If a normal shock forms, total pressure drops and the downstream state is no longer isentropic across the shock. At very high temperatures, the assumption of constant gamma also weakens. For serious design work, treat this calculator as a fast reference, then verify the final design with a more complete compressible-flow model.
Isentropic = constant entropy = no friction + no heat transfer. Real flows are never perfectly isentropic, but the relations are excellent approximations for well-designed nozzles and diffusers with smooth walls.
A* is the throat area where M = 1 (choked condition).
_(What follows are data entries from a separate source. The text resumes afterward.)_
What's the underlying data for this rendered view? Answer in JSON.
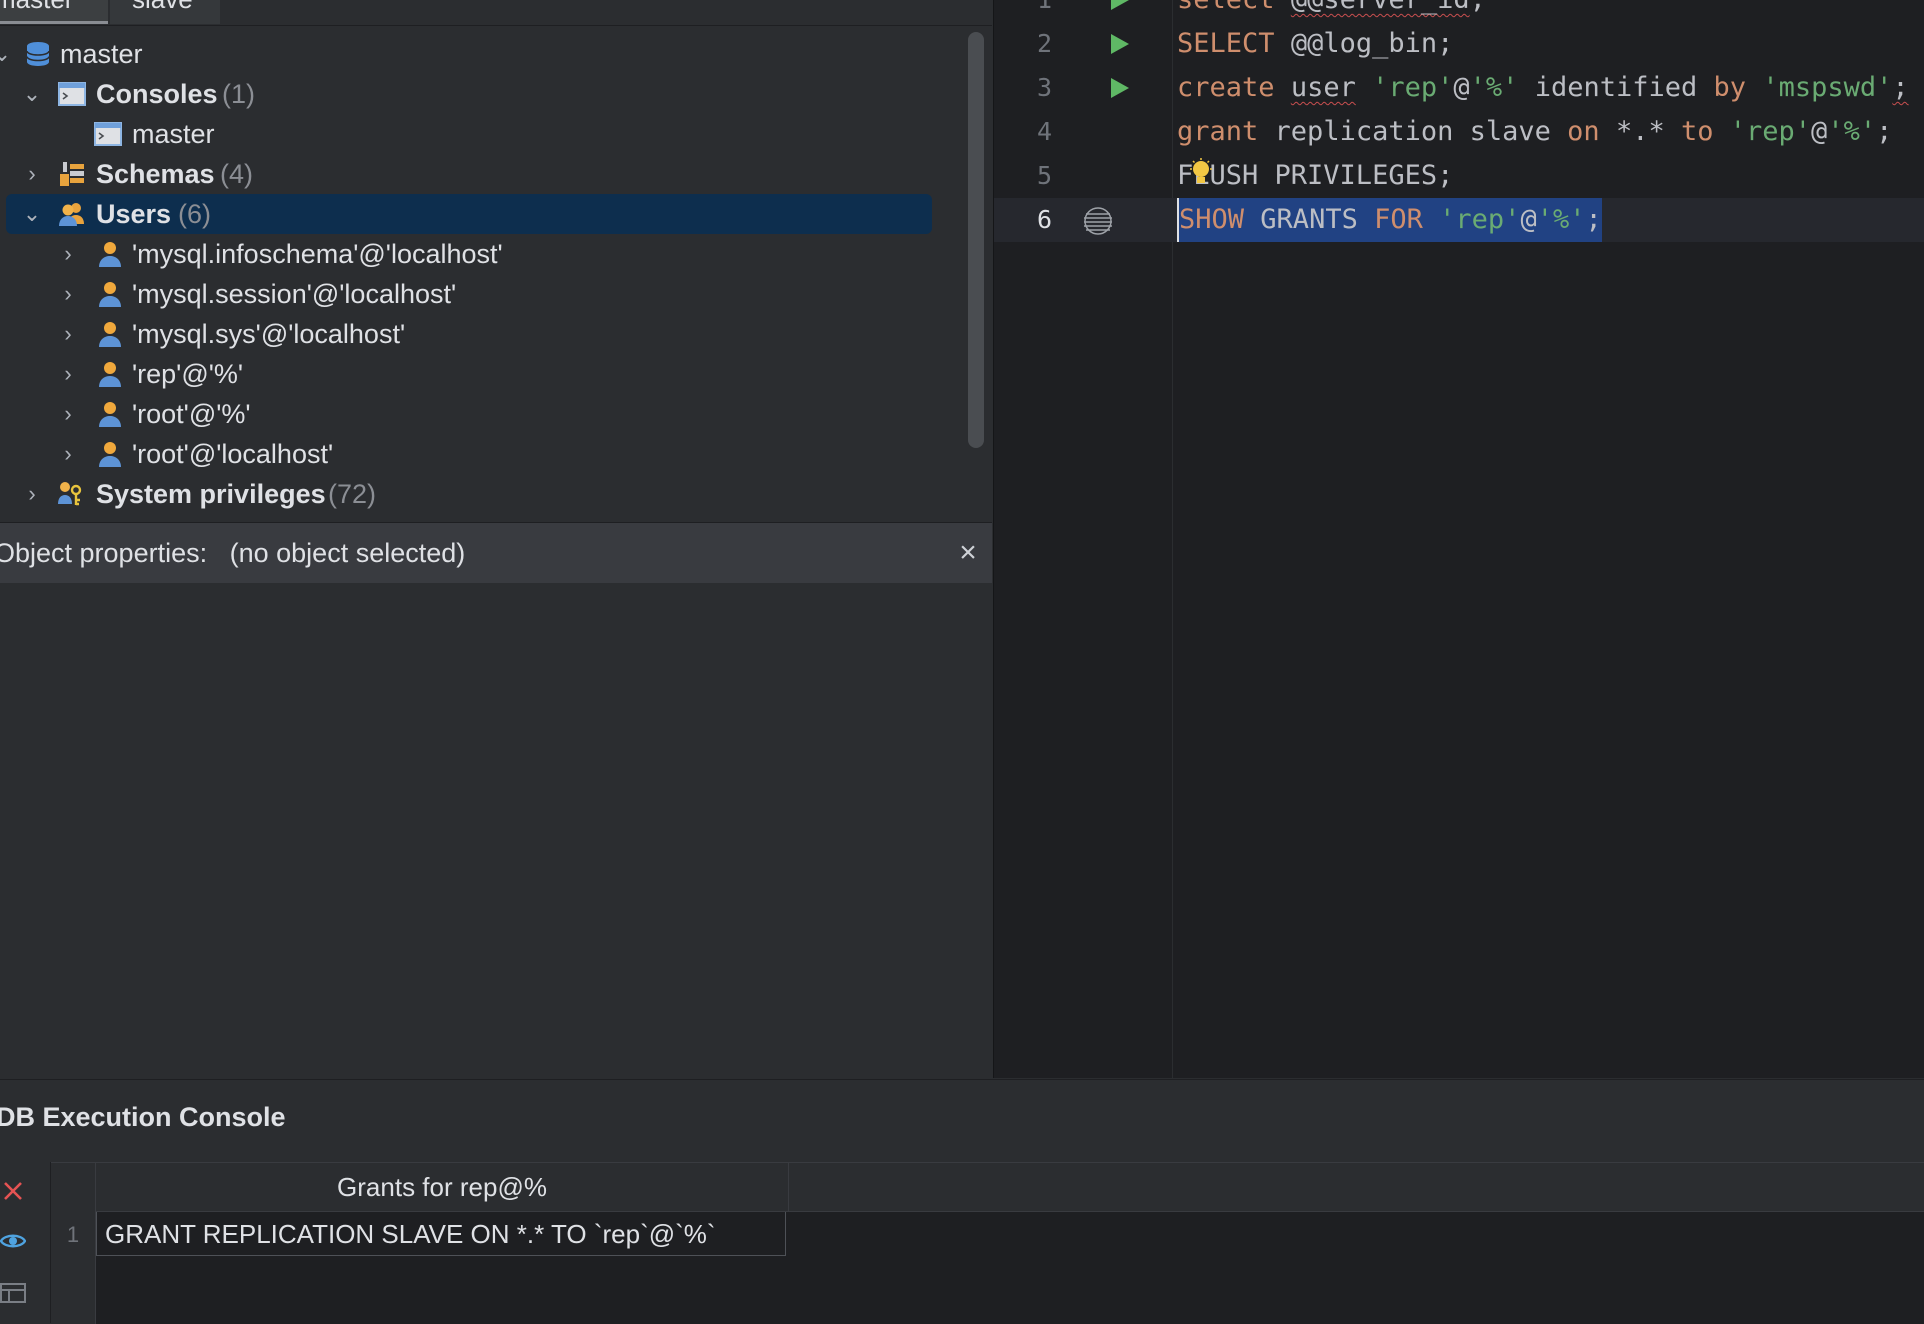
{
  "tabs": [
    {
      "label": "master",
      "active": true
    },
    {
      "label": "slave",
      "active": false
    }
  ],
  "tree": {
    "root": {
      "label": "master"
    },
    "consoles": {
      "label": "Consoles",
      "count": "(1)",
      "child": "master"
    },
    "schemas": {
      "label": "Schemas",
      "count": "(4)"
    },
    "users": {
      "label": "Users",
      "count": "(6)",
      "items": [
        "'mysql.infoschema'@'localhost'",
        "'mysql.session'@'localhost'",
        "'mysql.sys'@'localhost'",
        "'rep'@'%'",
        "'root'@'%'",
        "'root'@'localhost'"
      ]
    },
    "system_privileges": {
      "label": "System privileges",
      "count": "(72)"
    }
  },
  "object_properties": {
    "label": "Object properties:",
    "value": "(no object selected)"
  },
  "editor": {
    "lines": [
      {
        "num": "1",
        "text": "select @@server_id;"
      },
      {
        "num": "2",
        "text": "SELECT @@log_bin;"
      },
      {
        "num": "3",
        "text": "create user 'rep'@'%' identified by 'mspswd';"
      },
      {
        "num": "4",
        "text": "grant replication slave on *.* to 'rep'@'%';"
      },
      {
        "num": "5",
        "text": "FLUSH PRIVILEGES;"
      },
      {
        "num": "6",
        "text": "SHOW GRANTS FOR 'rep'@'%';"
      }
    ],
    "current_line": 6,
    "colors": {
      "keyword": "#cf8e6d",
      "string": "#6aab73",
      "plain": "#bcbec4",
      "selection": "#214283"
    }
  },
  "console": {
    "title": "DB Execution Console",
    "column_header": "Grants for rep@%",
    "rows": [
      {
        "num": "1",
        "value": "GRANT REPLICATION SLAVE ON *.* TO `rep`@`%`"
      }
    ]
  },
  "icons": {
    "close": "close-icon",
    "run": "run-line-icon",
    "stop": "stop-icon",
    "view": "eye-icon",
    "layout": "table-view-icon",
    "intention": "lightbulb-icon"
  }
}
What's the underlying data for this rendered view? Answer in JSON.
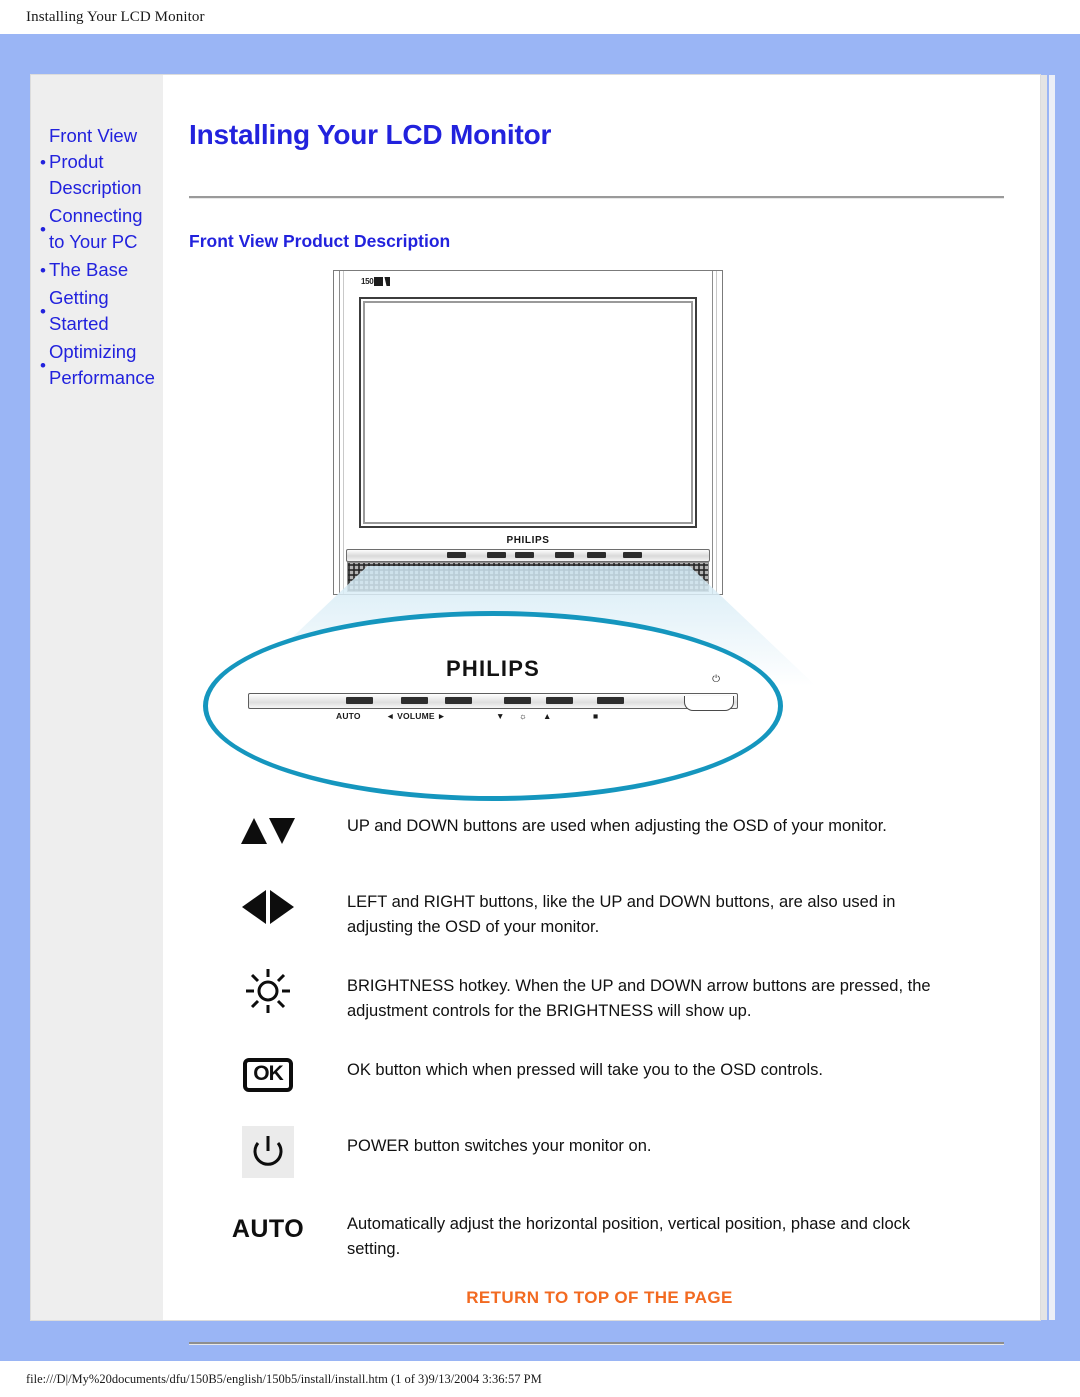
{
  "window": {
    "header_title": "Installing Your LCD Monitor",
    "footer_path": "file:///D|/My%20documents/dfu/150B5/english/150b5/install/install.htm (1 of 3)9/13/2004 3:36:57 PM"
  },
  "colors": {
    "link_blue": "#2222dd",
    "frame_blue": "#9ab5f5",
    "sidebar_gray": "#eeeeee",
    "callout_cyan": "#1596be",
    "return_orange": "#f26a21"
  },
  "sidebar": {
    "items": [
      {
        "label": "Front View Produt Description",
        "bullet": "•"
      },
      {
        "label": "Connecting to Your PC",
        "bullet": "•"
      },
      {
        "label": "The Base",
        "bullet": "•"
      },
      {
        "label": "Getting Started",
        "bullet": "•"
      },
      {
        "label": "Optimizing Performance",
        "bullet": "•"
      }
    ]
  },
  "main": {
    "title": "Installing Your LCD Monitor",
    "section_title": "Front View Product Description",
    "return_link": "RETURN TO TOP OF THE PAGE"
  },
  "figure": {
    "screen_badge": "150",
    "brand": "PHILIPS",
    "callout_brand": "PHILIPS",
    "control_labels": [
      "AUTO",
      "◄ VOLUME ►",
      "▼",
      "☼",
      "▲",
      "■"
    ],
    "power_glyph": "⏻"
  },
  "descriptions": [
    {
      "icon_name": "up-down-arrows-icon",
      "icon_type": "updown",
      "icon_text": "",
      "text": "UP and DOWN buttons are used when adjusting the OSD of your monitor."
    },
    {
      "icon_name": "left-right-arrows-icon",
      "icon_type": "leftright",
      "icon_text": "",
      "text": "LEFT and RIGHT buttons, like the UP and DOWN buttons, are also used in adjusting the OSD of your monitor."
    },
    {
      "icon_name": "brightness-icon",
      "icon_type": "brightness",
      "icon_text": "",
      "text": "BRIGHTNESS hotkey. When the UP and DOWN arrow buttons are pressed, the adjustment controls for the BRIGHTNESS will show up."
    },
    {
      "icon_name": "ok-button-icon",
      "icon_type": "ok",
      "icon_text": "OK",
      "text": "OK button which when pressed will take you to the OSD controls."
    },
    {
      "icon_name": "power-button-icon",
      "icon_type": "power",
      "icon_text": "",
      "text": "POWER button switches your monitor on."
    },
    {
      "icon_name": "auto-button-icon",
      "icon_type": "auto",
      "icon_text": "AUTO",
      "text": "Automatically adjust the horizontal position, vertical position, phase and clock setting."
    }
  ]
}
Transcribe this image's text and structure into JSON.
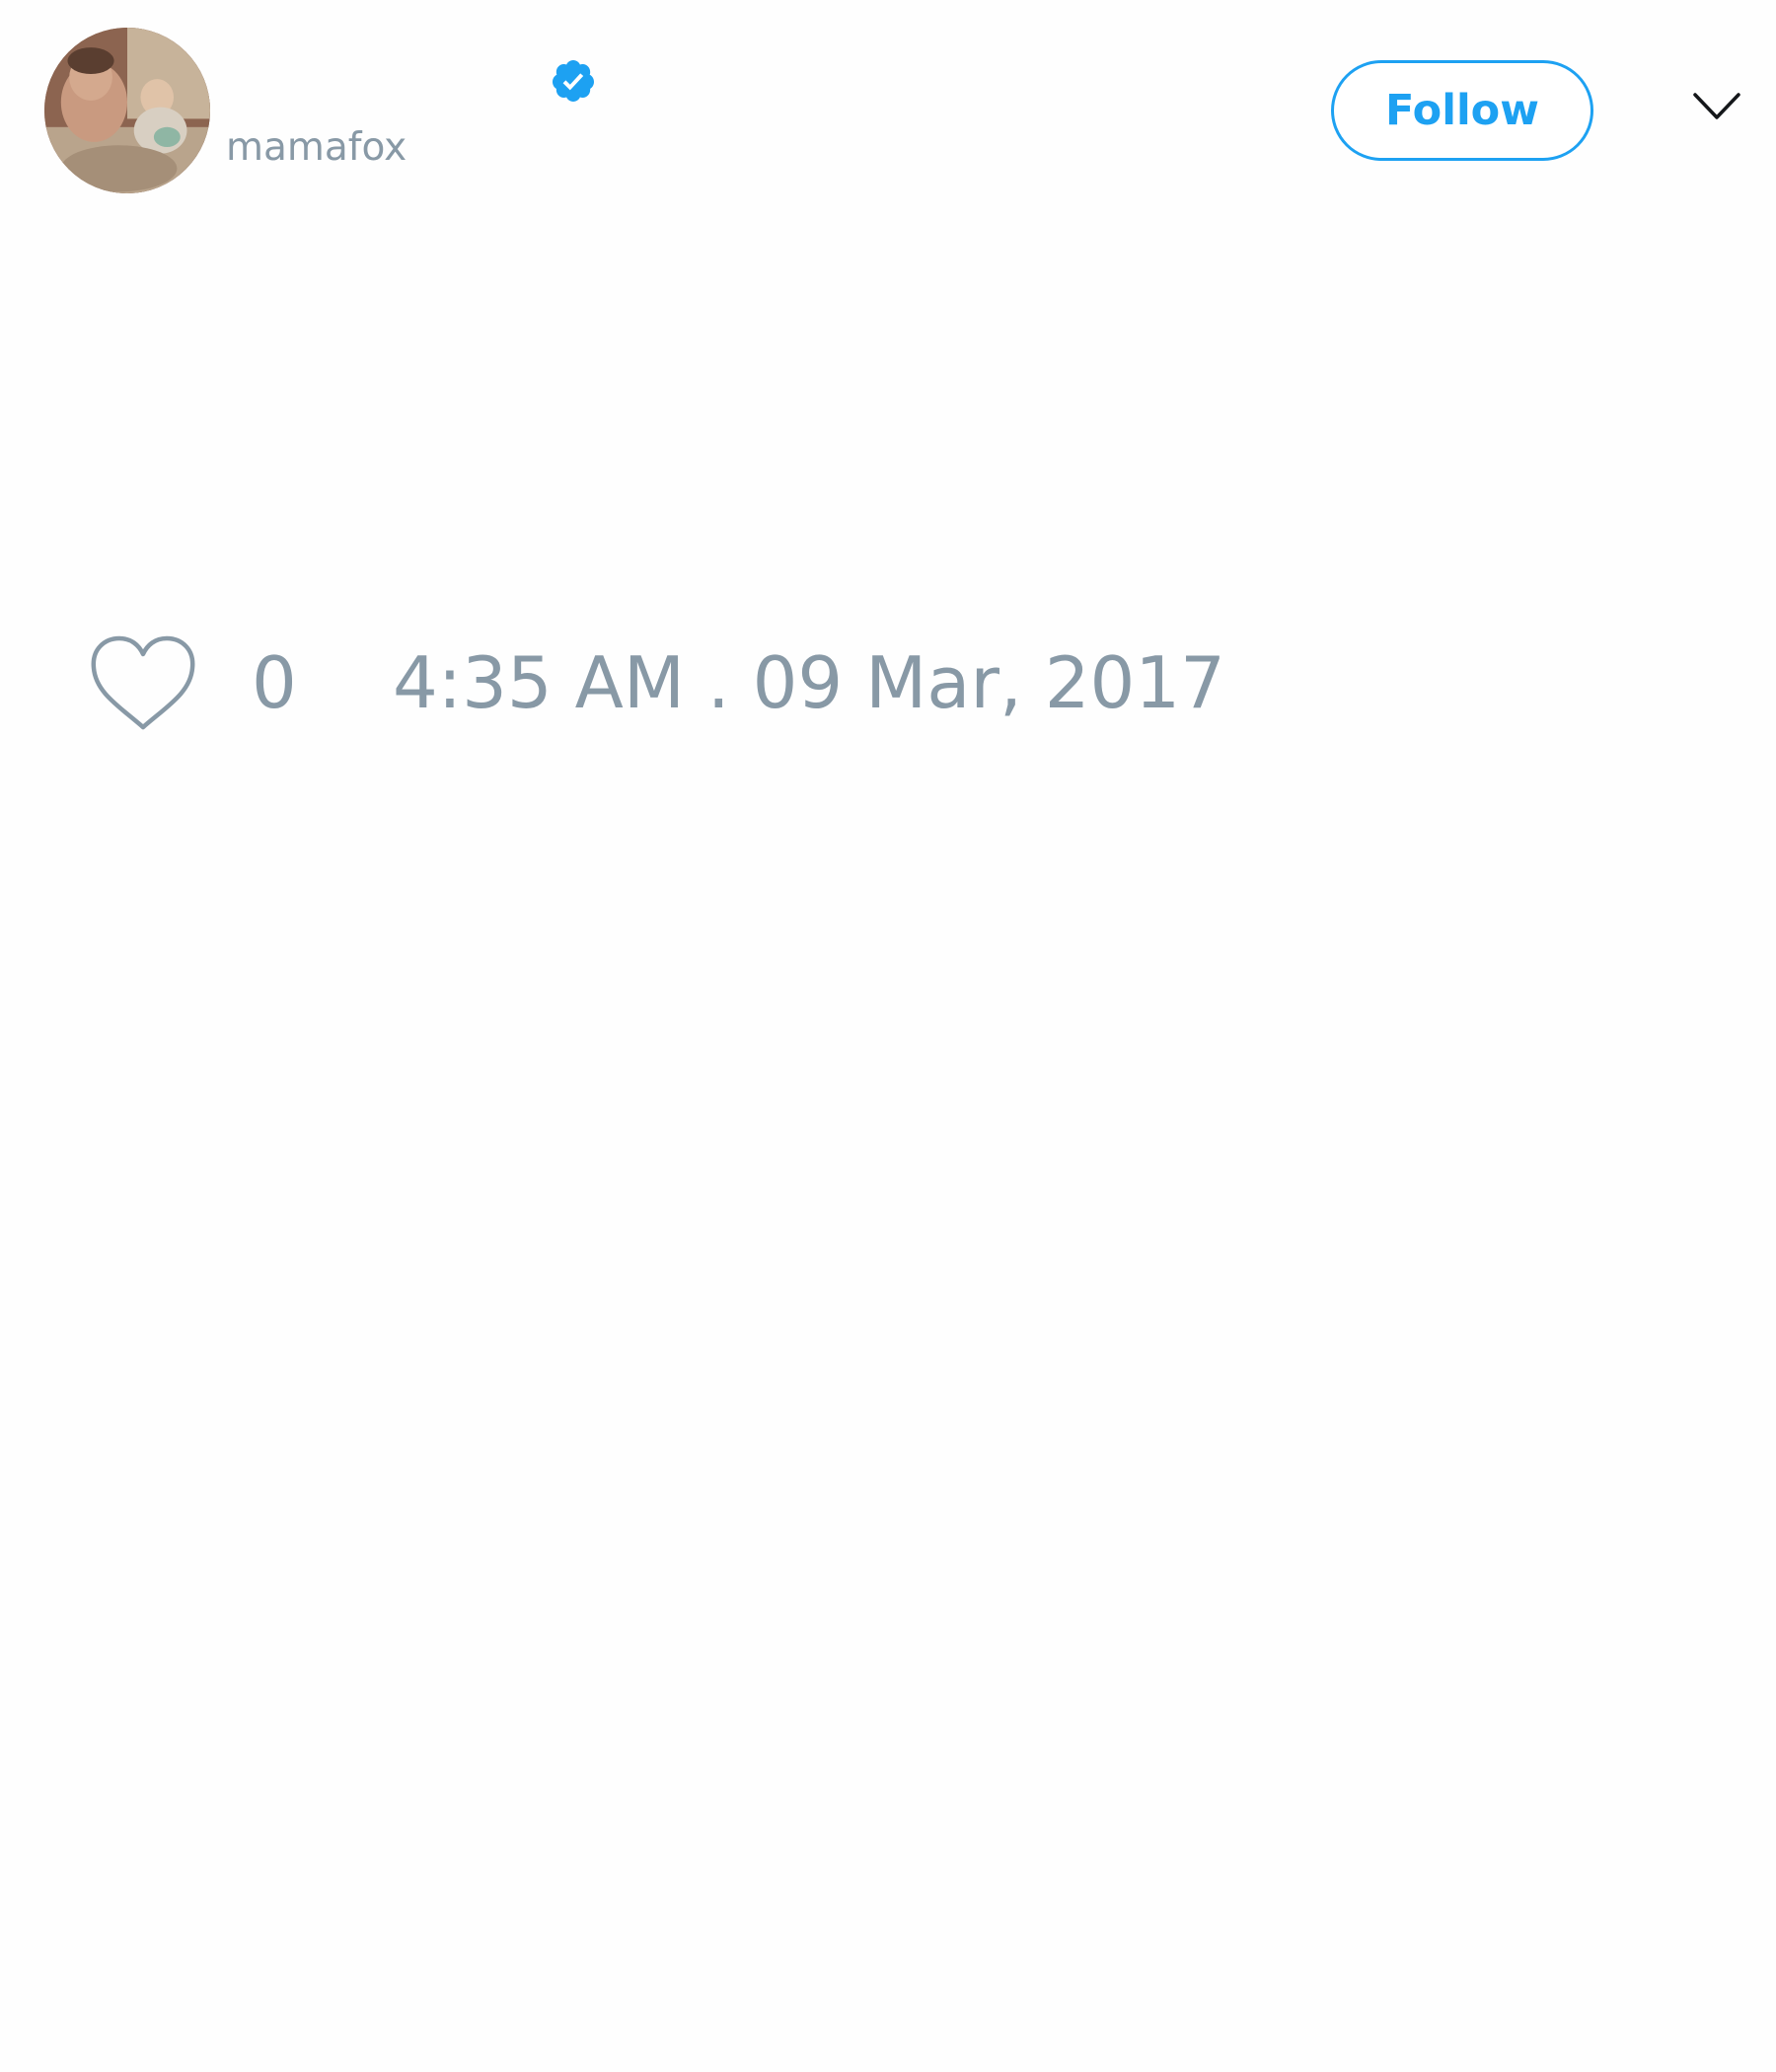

A/A* tells you the duct area needed to achieve a given Mach number. Each A/A* > 1 corresponds to two solutions: one subsonic, one supersonic.
A normal shock occurs when supersonic flow is decelerated abruptly (e.g., at a blunt body or inside an over-expanded nozzle). It is irreversible — total pressure drops across the shock.
The Prandtl-Meyer function ν(M) gives the maximum turning angle for an isentropic expansion. If supersonic flow at M₁ turns through angle θ, the downstream Mach M₂ satisfies ν(M₂) = ν(M₁) + θ.
Yes, for real gases γ decreases at high temperatures as vibrational modes activate. For air below ~800 K, γ = 1.4 is an excellent approximation. At 2000 K, γ ≈ 1.3.
Choose the design Mach number, look up A/A* from the table, and multiply by the throat area. The exit area = A* × A/A*. The throat must be sized for the mass flow: ṁ = P₀A* × √(γ/(RT₀)) × (2/(γ+1))^((γ+1)/(2(γ-1))).